Bringing Booze BACK from the cruise and Flying

I have bought booze in ports before on my first 2 cruises and brought them back home, but that was when I drove to the ports (NJ). This time I am flying into Ft. Lauderdale and need to fly back to MD. Any tips/tricks for flying back with bottles? Do you usually have a separate checked bag? Keep the bottles in the carrier boxes? 
I'm debating buying the Jet Bags on Amazon as extra packaging: 

Also contemplating a separate bag for booze only. Do I have to advise the airline when checking the bag for any security reasons that there are bottles in the luggage?

7 Answers

No, you do not have to declare liquids in your checked baggage. After all, the cruise lines try to sell you duty free liquor to take home in their shops where you only have access to it the day before disembarkation. Same goes for duty free shops on shore, you can bring it on board but only get it just before disembarkation. How else but in checked luggage are you going to get it home if you have to fly from the last port?

As for spillage or broken bottles, as many threads herein have talked about before, answer, get yourself some spell proof containers. We have multiple bottle and single bottle, bubble wrap sealed containers---You can find them in any liquor store worth being called so.

We travel the world on cruise lines and love winery shore excursion tours, where we try to pick up a bottle or two to bring back home to enjoy.

Kennicott - I had to reread you message a couple of times because I was reading too much into what you said.

I think you are right that you do not have to declare the bottles to the airlines (as you stated), however you must declare them to Customs when you debark in the US. (Your use of the word "declare" sent up a red flag in my head and I inferred more than what you were stating).

I recently brought 2 bottles of booze back from Cozumel. Unlike my last attempt to bring a bottles back from a cruise, (the bottles broke while in flight), I decided to wrap them in a kitchen garbage bag this time (just in case they broke), then in a towel and placed them mid point in my luggage so they were protected by the rest of my clothes and the pull rods.

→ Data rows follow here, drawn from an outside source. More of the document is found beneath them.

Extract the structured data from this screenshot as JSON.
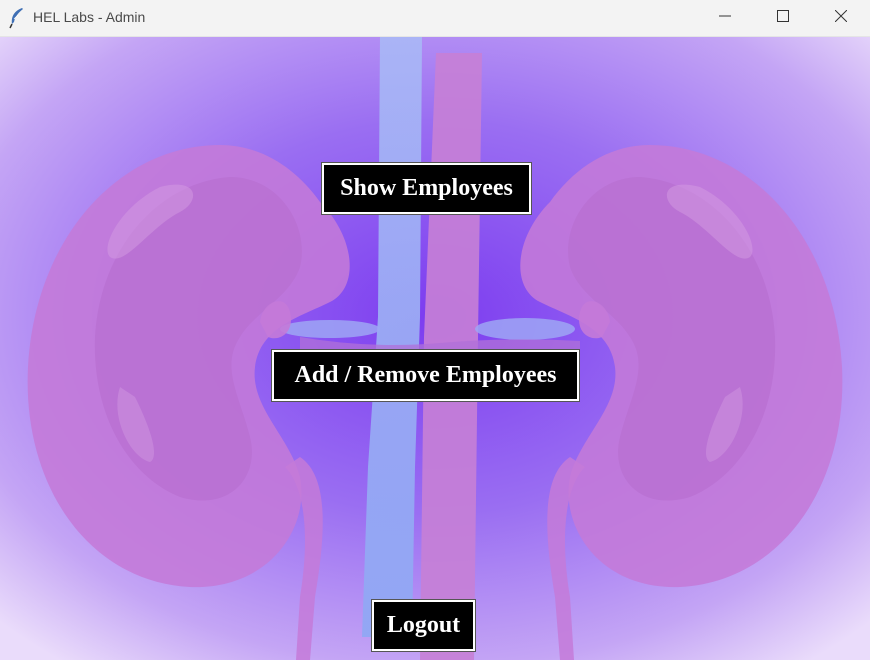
{
  "window": {
    "title": "HEL Labs - Admin",
    "app_icon": "feather-icon",
    "controls": {
      "minimize_icon": "minimize-icon",
      "maximize_icon": "maximize-icon",
      "close_icon": "close-icon"
    }
  },
  "background": {
    "illustration": "kidneys-illustration",
    "colors": {
      "base": "#9a6ef2",
      "edge": "#e6d6fb",
      "kidney": "#c47ad8",
      "vein": "#9fb6f5",
      "artery": "#c77fd6"
    }
  },
  "actions": {
    "show_employees": "Show Employees",
    "add_remove_employees": "Add / Remove Employees",
    "logout": "Logout"
  },
  "colors": {
    "button_bg": "#000000",
    "button_text": "#ffffff"
  }
}
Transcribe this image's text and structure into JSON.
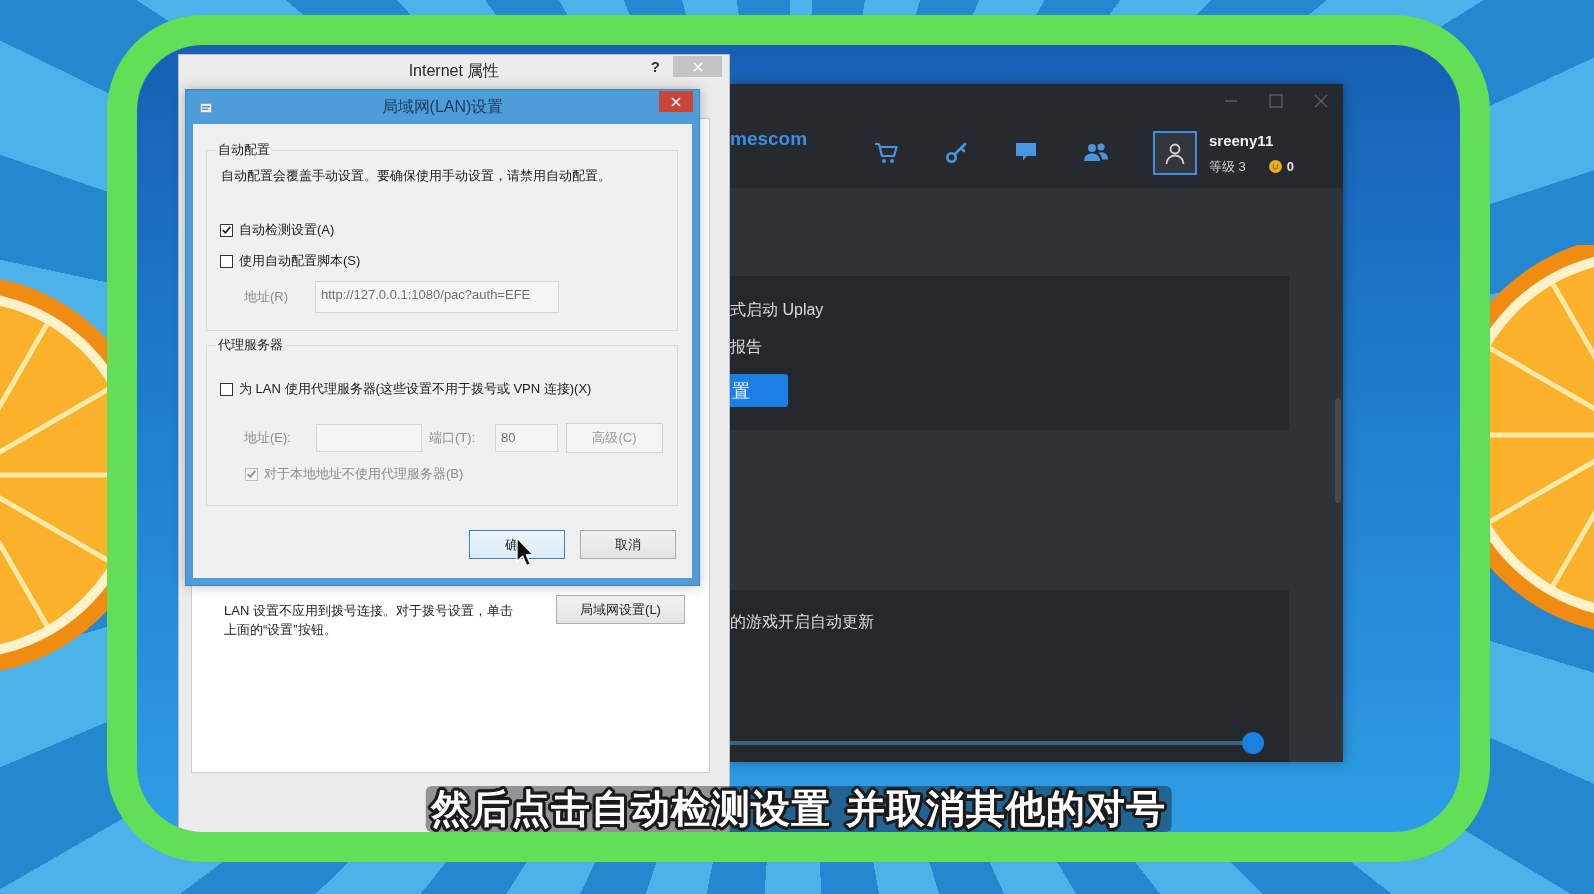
{
  "internet_window": {
    "title": "Internet 属性",
    "help": "?",
    "note": "LAN 设置不应用到拨号连接。对于拨号设置，单击上面的“设置”按钮。",
    "lan_settings_button": "局域网设置(L)"
  },
  "lan_dialog": {
    "title": "局域网(LAN)设置",
    "auto_config": {
      "heading": "自动配置",
      "description": "自动配置会覆盖手动设置。要确保使用手动设置，请禁用自动配置。",
      "options": [
        {
          "label": "自动检测设置(A)",
          "checked": true,
          "disabled": false
        },
        {
          "label": "使用自动配置脚本(S)",
          "checked": false,
          "disabled": false
        }
      ],
      "script_address": {
        "label": "地址(R)",
        "value": "http://127.0.0.1:1080/pac?auth=EFE",
        "disabled": true
      }
    },
    "proxy": {
      "heading": "代理服务器",
      "use_proxy": {
        "label": "为 LAN 使用代理服务器(这些设置不用于拨号或 VPN 连接)(X)",
        "checked": false,
        "disabled": false
      },
      "address": {
        "label": "地址(E):",
        "disabled": true
      },
      "port": {
        "label": "端口(T):",
        "value": "80",
        "disabled": true
      },
      "advanced": {
        "label": "高级(C)",
        "disabled": true
      },
      "bypass_local": {
        "label": "对于本地地址不使用代理服务器(B)",
        "checked": true,
        "disabled": true
      }
    },
    "buttons": [
      {
        "label": "确",
        "focused": true
      },
      {
        "label": "取消",
        "focused": false
      }
    ]
  },
  "app_window": {
    "brand": "mescom",
    "user": {
      "name": "sreeny11",
      "rank": "等级 3",
      "coins": "0"
    },
    "panels": [
      {
        "items": [
          {
            "kind": "text",
            "text": "式启动 Uplay"
          },
          {
            "kind": "text",
            "text": "报告"
          },
          {
            "kind": "button",
            "text": "置"
          }
        ]
      },
      {
        "items": [
          {
            "kind": "text",
            "text": "的游戏开启自动更新"
          },
          {
            "kind": "slider",
            "level": 1
          }
        ]
      }
    ]
  },
  "subtitle": "然后点击自动检测设置 并取消其他的对号"
}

Both bottles made it home safe and sound this time. You are allowed to bring back, I believe, ONE bottle each without declaring them, but I would check online what customs allows and what the law is. Good luck and hope you have a great trip.

Yea, I was referring to items in checked luggage beyond US Customs since the OP's context dealt with "security reasons" for transporting luggage on an airliner, not US Customs.

However, I was in error when I said you "don't have to declare liquids". I should have said "you don't have to declare TSA legal liquids". Attempting to transport bottles full of gasoline, for instance, will get one free room and board in the Graybar Hotel maybe rooming with Bernie Madoff.

True - but I hope that we are all understanding we are talking about legal liquids and not illegal Big Smile. It's just that in my job, the word "declare" has a specific legal definition, and therefore activated the red flag in my own little mind.

I have found that even when we are allowed to bring back a bottle or two, It's just not worth it. I can cross into the U.S. when I visit my sisters in Vancouver and I can cross into Montana for a golf trip, I can save that way but don't make it a special trip for a $40.00 bottle of Scotch on sale for $38.00.

When I was a smoker, I would go to the local duty free shop for cigarettes ($10/carton as opposed to $35), walk to the halfway point on the international bridge, turn around and re-enter the US. Of course the bridge was only a couple of miles from my house.

I don't think anyone would think it wise to make a trip to buy a personal supply liquor or cigarettes - you would spend more on the trip than you would save on duty. But if you are already on the trip, then nothing wrong with saving a dollar or two on the duty.